Pain shot through her belly, tight and grasping, stabbing and pinching. Breathing was so painful. Her head ached like a drum. Her mouth was so dry, she was so thirsty. Why was the room spinning? Why was the room so warm? Why did she feel like she was burning up from the inside? And why, oh, God, WHY were there such stabbing cruel pains in her side? And what was wrong with her arm? Why was it bandaged? Why did it hurt so?

And why ...

Why was she ...

She pushed her tangled, sweaty hair off of her neck, catching the damp whiff of her own scent.

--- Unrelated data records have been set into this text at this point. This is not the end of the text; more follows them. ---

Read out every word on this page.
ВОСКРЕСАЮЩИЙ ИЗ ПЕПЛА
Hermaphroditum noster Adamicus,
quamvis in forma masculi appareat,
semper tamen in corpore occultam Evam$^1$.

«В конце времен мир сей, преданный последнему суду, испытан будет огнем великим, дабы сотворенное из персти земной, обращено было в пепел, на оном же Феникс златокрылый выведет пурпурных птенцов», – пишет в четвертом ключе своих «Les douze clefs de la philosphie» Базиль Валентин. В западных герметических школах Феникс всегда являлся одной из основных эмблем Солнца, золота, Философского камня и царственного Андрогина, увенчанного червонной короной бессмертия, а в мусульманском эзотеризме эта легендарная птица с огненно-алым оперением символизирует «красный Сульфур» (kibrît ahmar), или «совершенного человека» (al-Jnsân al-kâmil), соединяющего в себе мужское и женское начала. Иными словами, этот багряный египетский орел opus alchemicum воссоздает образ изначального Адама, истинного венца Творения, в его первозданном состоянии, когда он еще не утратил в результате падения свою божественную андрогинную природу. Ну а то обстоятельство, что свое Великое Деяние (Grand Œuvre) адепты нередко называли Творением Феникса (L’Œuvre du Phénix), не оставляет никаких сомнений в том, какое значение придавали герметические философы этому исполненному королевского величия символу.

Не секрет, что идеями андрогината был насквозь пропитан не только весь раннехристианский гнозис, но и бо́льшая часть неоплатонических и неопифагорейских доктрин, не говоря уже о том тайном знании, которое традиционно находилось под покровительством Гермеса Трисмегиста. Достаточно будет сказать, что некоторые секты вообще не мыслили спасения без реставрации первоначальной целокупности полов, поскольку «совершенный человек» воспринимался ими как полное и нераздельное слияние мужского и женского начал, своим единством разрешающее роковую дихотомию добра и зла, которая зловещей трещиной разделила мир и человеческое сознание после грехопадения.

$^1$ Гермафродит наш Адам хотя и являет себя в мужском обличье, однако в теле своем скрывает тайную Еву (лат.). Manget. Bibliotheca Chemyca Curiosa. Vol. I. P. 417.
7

She stared down then, at her own body, knowing that the beauty of her smooth skin and the plump sweetness of her breasts and the curves of her thighs ... contrasted deeply and very, very wrongly with the gauze that wrapped across the tautness of her belly.

Under the gauze was where all the pain was coming from. She knew then, the source of the pain was that she had been hurt in some way.

And there were two men here, watching her stagger and gasp and grip the side of the bed, watching her tangle her hands in her hair and push it away, to reveal a barely-there cotton shift that was gaping open, exposing said breasts. They stared at her as she absorbed her situation and her pain. She knew one of them. Knew him very, very well in fact.

The fever was raging and heat was rising within her, but she was shivering even as her body was so hot.

I know the one with the blonde hair and the blue eyes. And I have met the other one, once or twice.

The pain was absolutely relentless, vicious. Making it hard to breathe.

She reached out her hands, beseeching, no longer caring about her nakedness beneath the shift. The pain was horrible, and it was making her body contort of it's own volition; she was no longer in control. She writhed and wailed on the bed, holding out her arms to the man she knew. The pain was so sharp it drew sobs from her as she screamed and reached for him, dangerously close to falling out of the bed, or so it felt. The shift slipped completely off her shoulders then and fell in a damp drape behind her. She reached out her arms, and called to him.

She knew his name, and it came to her lips just as the haziest of memories started to come back. She still didn't know why she was here this way ... but it didn't matter right now.

"John," She sobbed, "John ..." And his arms were there, sure and strong, wrapping her up as she sagged against him. His body was cold and warm at the same time, his shirtfront deliciously cool on her naked, heated skin.

Dr. Clarke calmly and without saying a word draped a shawl over Pocahontas' nakedness, and then plucked the shift from the bed and chucked it down the laundry chute.